ICLEI Circulars’ flagship publication offers a practical set of tools for cities to kick-start their circular economy through food systems work.
Through regional hubs, ICLEI Circulars will work with communities around the world to find the best circular solutions to address pressing local challenges and offer sector specific guidance for cities to begin working with circular development solutions where their need is greatest.
ICLEI Circulars supports the ICLEI network throughout the transition to a circular economy by raising awareness and political momentum on the urgency of shifting away from unsustainable consumption and production patterns and designing policy approaches that address concrete challenges.
“In my role as global portfolio holder for the Circular Development pathway at ICLEI, I very much welcome the launch of ICLEI Circulars platform. We, at the city of Turku, look forward to working with local governments around the world to advance circularity and stand ready to support our peers on the challenges they face with implementation,” said Minna Arve, Mayor of Turku, Finland and portfolio holder for the Circular Development pathway on ICLEI’s Global Executive Committee.
“Circular economy actions provide significant opportunities for cities to reach climate neutrality goals, preserve biodiversity and enhance urban environments and local economic development. The ICLEI Circulars platform is a catalyst that offers cities concrete instruments and practical tools to take action in this field” said Gino Van Begin, Secretary General of ICLEI – Local Government for Sustainability.
The flagship publication, City Practitioners Handbook: Circular Food Systems, offers practical tools and learnings from 50 local and regional governments on circular food systems and was developed with contributions from the Ellen MacArthur Foundation, the United Nations Environment Programme, Circle Economy, The Finnish Innovation Fund Sitra, Metabolic and RUAF.
“Applying circular economy principles to the food system will ensure that food actively supports natural systems, production is brought closer to where food is eaten, and the concept of waste is eliminated.
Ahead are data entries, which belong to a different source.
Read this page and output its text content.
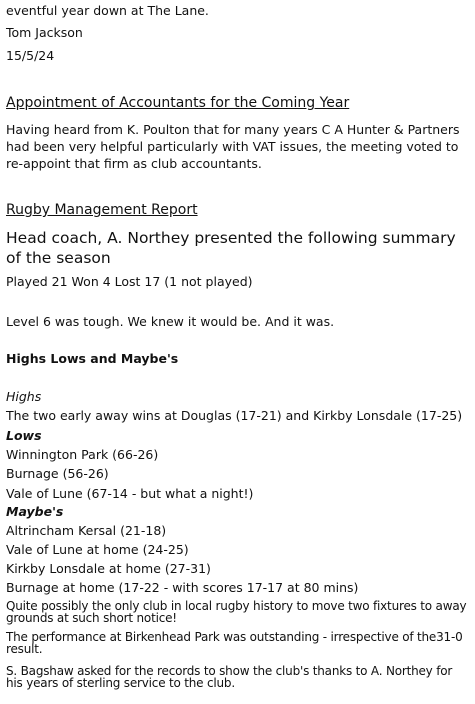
eventful year down at The Lane.
Tom Jackson
15/5/24
Appointment of Accountants for the Coming Year
Having heard from K. Poulton that for many years C A Hunter & Partners had been very helpful particularly with VAT issues, the meeting voted to re-appoint that firm as club accountants.
Rugby Management Report
Head coach, A. Northey presented the following summary of the season
Played 21 Won 4 Lost 17 (1 not played)
Level 6 was tough. We knew it would be. And it was.
Highs Lows and Maybe's
Highs
The two early away wins at Douglas (17-21) and Kirkby Lonsdale (17-25)
Lows
Winnington Park (66-26)
Burnage (56-26)
Vale of Lune (67-14 - but what a night!)
Maybe's
Altrincham Kersal (21-18)
Vale of Lune at home (24-25)
Kirkby Lonsdale at home (27-31)
Burnage at home (17-22 - with scores 17-17 at 80 mins)
Quite possibly the only club in local rugby history to move two fixtures to away grounds at such short notice!
The performance at Birkenhead Park was outstanding - irrespective of the31-0 result.
S. Bagshaw asked for the records to show the club's thanks to A. Northey for his years of sterling service to the club.
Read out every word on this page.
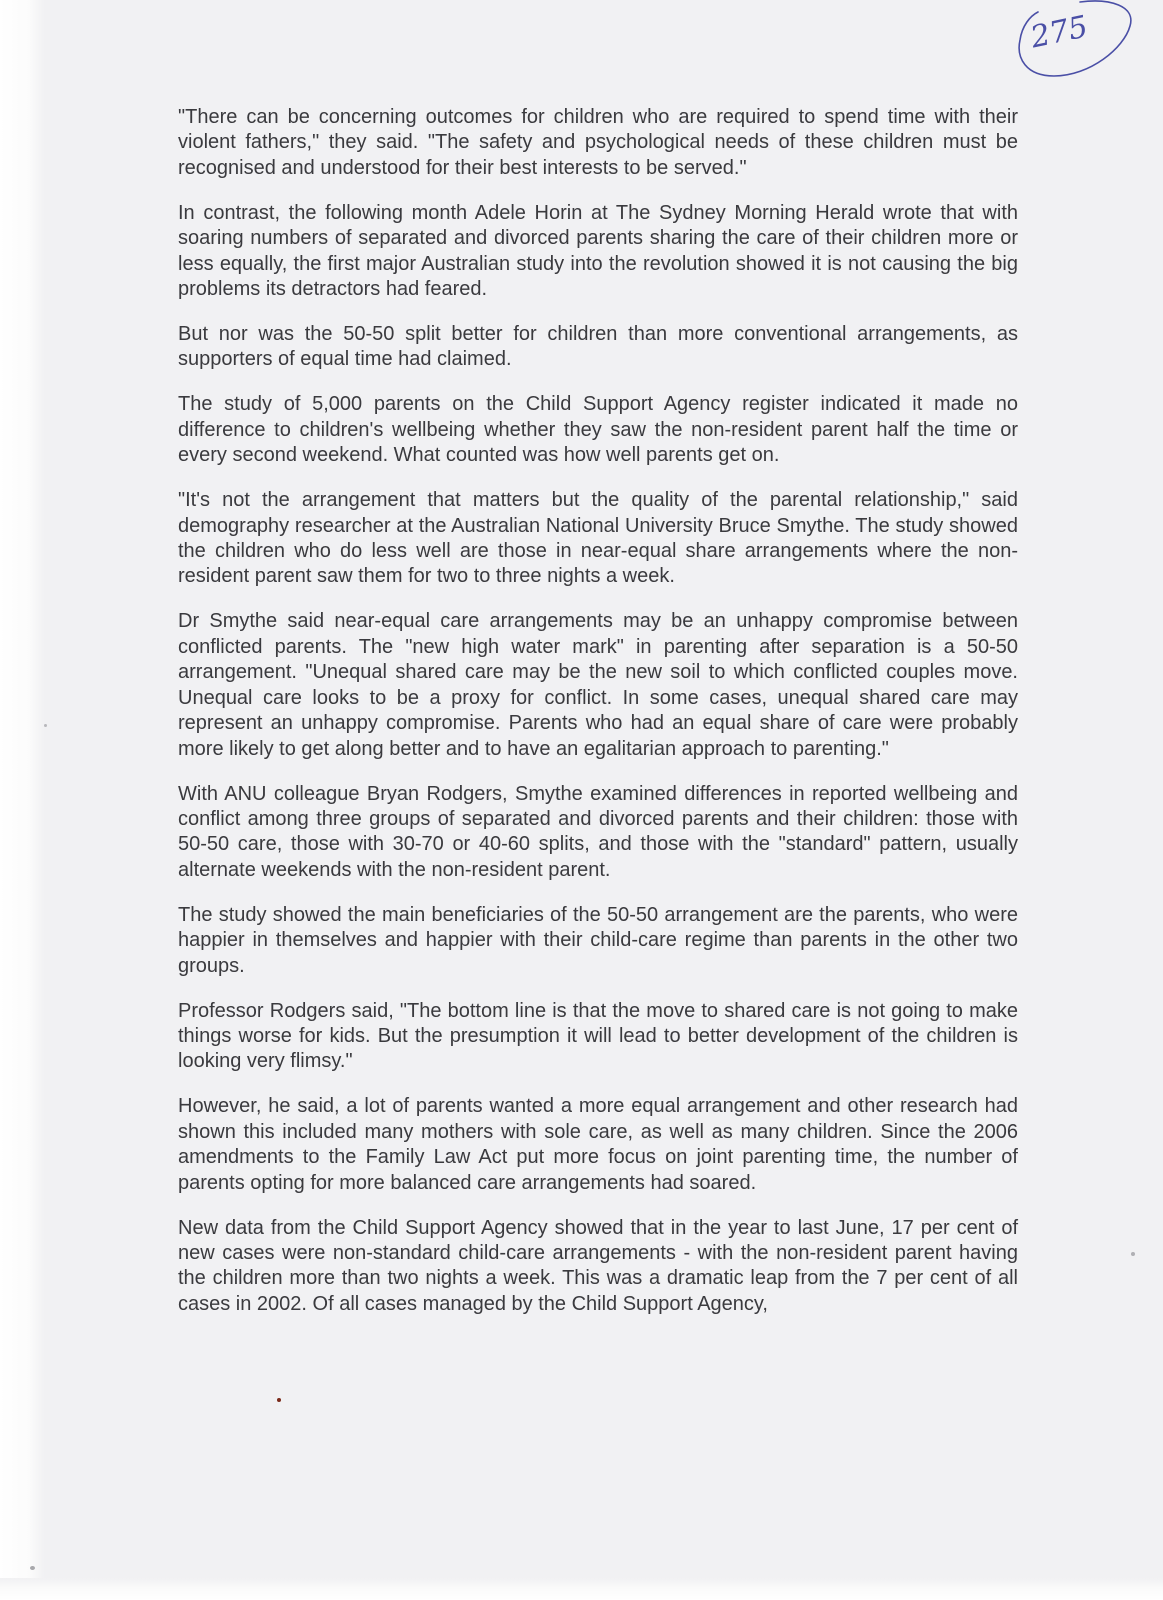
275

"There can be concerning outcomes for children who are required to spend time with their violent fathers," they said. "The safety and psychological needs of these children must be recognised and understood for their best interests to be served."

In contrast, the following month Adele Horin at The Sydney Morning Herald wrote that with soaring numbers of separated and divorced parents sharing the care of their children more or less equally, the first major Australian study into the revolution showed it is not causing the big problems its detractors had feared.

But nor was the 50-50 split better for children than more conventional arrangements, as supporters of equal time had claimed.

The study of 5,000 parents on the Child Support Agency register indicated it made no difference to children's wellbeing whether they saw the non-resident parent half the time or every second weekend. What counted was how well parents get on.

"It's not the arrangement that matters but the quality of the parental relationship," said demography researcher at the Australian National University Bruce Smythe. The study showed the children who do less well are those in near-equal share arrangements where the non-resident parent saw them for two to three nights a week.

Dr Smythe said near-equal care arrangements may be an unhappy compromise between conflicted parents. The "new high water mark" in parenting after separation is a 50-50 arrangement. "Unequal shared care may be the new soil to which conflicted couples move. Unequal care looks to be a proxy for conflict. In some cases, unequal shared care may represent an unhappy compromise. Parents who had an equal share of care were probably more likely to get along better and to have an egalitarian approach to parenting."

With ANU colleague Bryan Rodgers, Smythe examined differences in reported wellbeing and conflict among three groups of separated and divorced parents and their children: those with 50-50 care, those with 30-70 or 40-60 splits, and those with the "standard" pattern, usually alternate weekends with the non-resident parent.

The study showed the main beneficiaries of the 50-50 arrangement are the parents, who were happier in themselves and happier with their child-care regime than parents in the other two groups.

Professor Rodgers said, "The bottom line is that the move to shared care is not going to make things worse for kids. But the presumption it will lead to better development of the children is looking very flimsy."

However, he said, a lot of parents wanted a more equal arrangement and other research had shown this included many mothers with sole care, as well as many children. Since the 2006 amendments to the Family Law Act put more focus on joint parenting time, the number of parents opting for more balanced care arrangements had soared.

New data from the Child Support Agency showed that in the year to last June, 17 per cent of new cases were non-standard child-care arrangements - with the non-resident parent having the children more than two nights a week. This was a dramatic leap from the 7 per cent of all cases in 2002. Of all cases managed by the Child Support Agency,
Through these actions, cities can generate significant environmental, economic, and health benefits worth an estimated USD 2.7 trillion annually by 2050, within and beyond their boundaries,” says Sarah O’Carroll, Cities Lead at the Ellen MacArthur Foundation.
“City governments play a key role in transforming the food system but often don’t know where to start. The Practitioners Handbook fills this gap, providing tools and resources to support city officers in transforming their city food system to one that is low-carbon, resilient, and circular” she continued.
The Milan Urban Food Policy Pact brings cities together that are committed to developing inclusive, resilient, safe and diverse food systems. 210 cities from all over the world, representing more than 450 million inhabitants, have already signed. The pact lays out a set of 37 recommended actions and 27 of these actions are directly addressed in this handbook and illustrated through real life practices.
Tim Forslund, Circular Economy Specialist from the Finnish Innovation Fund Sitra said: “It is great to see so many concrete examples of what the circular food system transition can look like at the local level and best practices from cities worldwide compiled in one handbook.”
“There is a pressing need to enhance awareness of local governments, and other stakeholders about the potential of food and urban food systems in climate change adaptation and mitigation, as well as its developmental benefits,” said René van Veenhuizen, Secretariat of the RUAF Global Partnership on Sustainable Urban Agriculture and Food Systems. “This resource brings together helpful tools examples on how CITYFOOD members and other cities have embedded circularity within their food systems. We hope it will stimulate all food system actors to develop actions using the instruments and approaches that are available to them, and to establish enabling, inclusive governance mechanisms.”